In this way, we can locate a certain version through the v1.0 tag.

I won't realize this, hey (→_→).

7. more

I wrote this article while looking at the official documentation. In fact, the outline of the entire git is very clear. Because git itself is already good enough, we don't need to rewrite one. The way of making small wheels in this article is to learn the core idea of ​​git, that is, how to build an object database for version management.

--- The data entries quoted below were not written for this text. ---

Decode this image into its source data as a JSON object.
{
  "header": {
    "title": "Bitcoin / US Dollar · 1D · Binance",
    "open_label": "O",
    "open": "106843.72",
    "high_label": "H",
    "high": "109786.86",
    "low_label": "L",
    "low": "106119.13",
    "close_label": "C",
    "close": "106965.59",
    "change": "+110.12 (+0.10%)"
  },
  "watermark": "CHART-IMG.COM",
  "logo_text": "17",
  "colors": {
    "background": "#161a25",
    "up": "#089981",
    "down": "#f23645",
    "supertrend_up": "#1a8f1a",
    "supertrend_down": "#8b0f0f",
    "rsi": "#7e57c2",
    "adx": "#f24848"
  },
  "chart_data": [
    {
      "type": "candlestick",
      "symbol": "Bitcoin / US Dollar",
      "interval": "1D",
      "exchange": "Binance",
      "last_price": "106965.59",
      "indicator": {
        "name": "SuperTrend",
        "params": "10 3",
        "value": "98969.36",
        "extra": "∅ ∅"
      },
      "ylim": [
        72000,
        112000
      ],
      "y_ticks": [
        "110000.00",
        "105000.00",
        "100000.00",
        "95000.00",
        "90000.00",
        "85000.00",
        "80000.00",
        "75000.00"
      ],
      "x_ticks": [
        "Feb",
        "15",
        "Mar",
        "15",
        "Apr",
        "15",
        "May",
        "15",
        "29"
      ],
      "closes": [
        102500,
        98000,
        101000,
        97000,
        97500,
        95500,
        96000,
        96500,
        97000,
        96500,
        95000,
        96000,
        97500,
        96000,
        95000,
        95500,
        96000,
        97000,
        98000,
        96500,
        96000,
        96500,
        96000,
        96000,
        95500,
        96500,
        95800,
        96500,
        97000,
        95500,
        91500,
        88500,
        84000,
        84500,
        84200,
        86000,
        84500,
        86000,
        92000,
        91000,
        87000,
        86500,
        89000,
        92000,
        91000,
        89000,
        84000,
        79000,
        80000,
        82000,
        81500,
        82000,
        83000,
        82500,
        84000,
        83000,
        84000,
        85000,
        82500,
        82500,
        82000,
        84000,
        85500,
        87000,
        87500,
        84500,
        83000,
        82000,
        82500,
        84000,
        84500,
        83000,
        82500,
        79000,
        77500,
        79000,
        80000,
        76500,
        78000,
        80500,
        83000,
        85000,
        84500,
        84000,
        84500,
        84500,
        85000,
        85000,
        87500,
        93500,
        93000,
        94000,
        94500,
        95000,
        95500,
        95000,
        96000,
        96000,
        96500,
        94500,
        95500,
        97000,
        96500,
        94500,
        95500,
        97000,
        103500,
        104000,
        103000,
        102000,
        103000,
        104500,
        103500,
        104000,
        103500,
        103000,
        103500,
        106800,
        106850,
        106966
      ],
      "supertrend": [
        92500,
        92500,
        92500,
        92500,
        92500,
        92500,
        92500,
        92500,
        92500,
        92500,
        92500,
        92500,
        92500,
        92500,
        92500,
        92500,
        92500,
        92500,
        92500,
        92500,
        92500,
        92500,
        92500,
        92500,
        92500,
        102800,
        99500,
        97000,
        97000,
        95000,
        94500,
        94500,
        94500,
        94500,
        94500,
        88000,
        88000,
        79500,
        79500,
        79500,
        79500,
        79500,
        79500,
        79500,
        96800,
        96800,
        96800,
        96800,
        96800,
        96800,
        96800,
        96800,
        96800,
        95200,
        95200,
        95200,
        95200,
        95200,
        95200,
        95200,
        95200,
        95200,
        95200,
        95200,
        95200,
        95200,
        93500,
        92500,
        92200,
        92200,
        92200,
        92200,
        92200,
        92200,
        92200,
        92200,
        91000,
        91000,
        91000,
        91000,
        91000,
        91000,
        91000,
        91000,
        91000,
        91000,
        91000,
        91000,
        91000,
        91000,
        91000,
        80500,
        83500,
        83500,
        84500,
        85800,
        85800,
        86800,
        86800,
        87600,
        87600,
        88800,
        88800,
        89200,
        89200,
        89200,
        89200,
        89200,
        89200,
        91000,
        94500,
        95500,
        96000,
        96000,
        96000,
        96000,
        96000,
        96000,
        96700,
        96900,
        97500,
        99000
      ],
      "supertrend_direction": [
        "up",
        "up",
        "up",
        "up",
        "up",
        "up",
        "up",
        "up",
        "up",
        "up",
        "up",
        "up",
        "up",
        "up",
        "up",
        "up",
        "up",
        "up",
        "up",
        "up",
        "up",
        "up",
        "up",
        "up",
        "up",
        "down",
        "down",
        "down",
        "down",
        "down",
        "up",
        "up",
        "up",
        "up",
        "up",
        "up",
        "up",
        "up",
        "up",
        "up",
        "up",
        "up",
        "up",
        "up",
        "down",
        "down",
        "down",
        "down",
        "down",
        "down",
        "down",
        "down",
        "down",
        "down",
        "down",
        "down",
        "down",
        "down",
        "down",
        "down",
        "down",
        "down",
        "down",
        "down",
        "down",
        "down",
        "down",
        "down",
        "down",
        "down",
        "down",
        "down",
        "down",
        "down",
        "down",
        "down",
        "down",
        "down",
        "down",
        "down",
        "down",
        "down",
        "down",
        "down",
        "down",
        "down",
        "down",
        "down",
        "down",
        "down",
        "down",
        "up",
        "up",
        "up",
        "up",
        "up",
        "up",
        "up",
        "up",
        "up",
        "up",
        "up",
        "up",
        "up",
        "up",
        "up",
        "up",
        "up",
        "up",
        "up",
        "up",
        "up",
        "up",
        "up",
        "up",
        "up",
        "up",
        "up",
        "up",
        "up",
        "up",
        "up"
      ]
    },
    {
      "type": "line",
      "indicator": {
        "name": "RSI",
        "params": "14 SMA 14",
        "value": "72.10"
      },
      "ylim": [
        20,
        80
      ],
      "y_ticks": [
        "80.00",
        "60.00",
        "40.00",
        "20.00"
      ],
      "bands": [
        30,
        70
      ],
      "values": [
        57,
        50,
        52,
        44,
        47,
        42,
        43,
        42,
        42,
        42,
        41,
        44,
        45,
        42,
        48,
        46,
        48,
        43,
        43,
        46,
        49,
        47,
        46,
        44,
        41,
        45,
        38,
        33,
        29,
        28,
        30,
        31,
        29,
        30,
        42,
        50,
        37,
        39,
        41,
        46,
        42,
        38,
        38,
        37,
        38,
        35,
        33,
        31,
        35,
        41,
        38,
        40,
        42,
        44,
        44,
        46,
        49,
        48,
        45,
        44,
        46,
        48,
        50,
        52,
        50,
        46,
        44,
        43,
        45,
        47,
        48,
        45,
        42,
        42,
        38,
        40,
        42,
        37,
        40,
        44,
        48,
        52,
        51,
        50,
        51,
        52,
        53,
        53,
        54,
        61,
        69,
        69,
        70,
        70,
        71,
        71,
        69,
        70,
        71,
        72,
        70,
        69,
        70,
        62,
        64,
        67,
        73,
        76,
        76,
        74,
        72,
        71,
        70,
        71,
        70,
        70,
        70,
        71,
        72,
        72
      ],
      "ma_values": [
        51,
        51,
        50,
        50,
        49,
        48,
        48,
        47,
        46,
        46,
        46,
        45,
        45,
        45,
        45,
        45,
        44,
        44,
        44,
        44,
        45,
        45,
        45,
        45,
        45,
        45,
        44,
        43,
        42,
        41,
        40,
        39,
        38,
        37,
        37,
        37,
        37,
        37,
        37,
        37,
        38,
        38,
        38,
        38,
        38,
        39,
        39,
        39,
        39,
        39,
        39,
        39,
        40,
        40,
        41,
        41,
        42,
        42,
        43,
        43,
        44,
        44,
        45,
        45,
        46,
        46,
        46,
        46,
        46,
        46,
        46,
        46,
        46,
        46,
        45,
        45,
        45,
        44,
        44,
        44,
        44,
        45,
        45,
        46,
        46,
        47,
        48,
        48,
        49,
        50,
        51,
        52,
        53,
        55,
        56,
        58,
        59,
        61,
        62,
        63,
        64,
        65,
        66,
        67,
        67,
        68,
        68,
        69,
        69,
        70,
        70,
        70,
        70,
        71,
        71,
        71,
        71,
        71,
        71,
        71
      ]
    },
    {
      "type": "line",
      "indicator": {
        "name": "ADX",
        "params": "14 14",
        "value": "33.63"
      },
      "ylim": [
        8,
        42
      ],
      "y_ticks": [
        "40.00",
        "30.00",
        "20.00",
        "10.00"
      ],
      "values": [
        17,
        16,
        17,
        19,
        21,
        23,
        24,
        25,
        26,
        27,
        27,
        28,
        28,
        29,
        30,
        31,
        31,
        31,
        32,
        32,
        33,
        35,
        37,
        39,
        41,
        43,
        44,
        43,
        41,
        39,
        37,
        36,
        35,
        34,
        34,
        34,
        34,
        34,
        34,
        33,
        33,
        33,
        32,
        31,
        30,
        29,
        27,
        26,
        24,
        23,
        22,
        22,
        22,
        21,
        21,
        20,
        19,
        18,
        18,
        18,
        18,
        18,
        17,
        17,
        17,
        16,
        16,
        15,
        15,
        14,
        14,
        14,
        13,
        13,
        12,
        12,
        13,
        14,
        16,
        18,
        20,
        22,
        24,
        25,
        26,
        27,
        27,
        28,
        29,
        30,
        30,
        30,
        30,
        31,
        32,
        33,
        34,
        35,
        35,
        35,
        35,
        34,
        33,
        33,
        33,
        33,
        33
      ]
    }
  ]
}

In fact, we can look forward to other functions of git (on paper (→_→)):

1. add instruction: In fact, it is an encapsulation of our update-index instruction. We usually directly add .add all modified files into the cache area. To achieve this function, you can traverse the directory recursively and use the diff tool to perform an update-index on the modified file.
2. Merge instruction: I think this is more difficult to implement. The current idea is this: recursively, with the help of the diff tool, add the extra part of the merge project to the merged project. If the diff indicates a conflict, let the user resolve the conflict.
3. Rebase instruction: In fact, it is to modify the order of submitted objects. The specific implementation is to modify their parent value. A problem like inserting a node or a linked list into the middle of a linked list is to adjust the linked list.
4. ······

In addition to these, git also has the concept of remote warehouses, and the essence of remote warehouses and local warehouses is the same, but it involves a lot of synchronization and collaboration issues. It feels easier to continue learning other functions of git now, and I feel more confident!

Finally, some reviews about my mini git

Finally, I have to make some summary of the parts I have implemented, and what can be improved compared with open source code:

1. An addressing function is not implemented. Git can work in any directory of the warehouse, but mine can only work in the root directory of the warehouse. Should implement a .gitfunction to find the directory under the current warehouse , so that the entire system can have a unified entry when addressing the file directory.
2. The abstraction of object is not perfect. The mini project only implements the addition of the version to the object database, and cannot restore the version from the object database. To achieve the recovery version, you need to develop a corresponding deserialization method for each object, that is, the object should implement such a set of interfaces :

type obj interface {
	serialize(Object) []byte
	deserialize([]byte) Object
}

1. The problem of the directory separator, because I use windows to develop and test on git bash, all the separators are hard-coded /, which is not good.
2. At present, you can keep committing. When committing, you should check whether there is an update in the temporary storage area. If there is no update, don't let the commit.
3. The judgment of the command line parameters is a bit ugly, and I haven't found a good way yet.······

8. end

At last!

Thanks for reading here, and if it helps, please give me a thumbs up!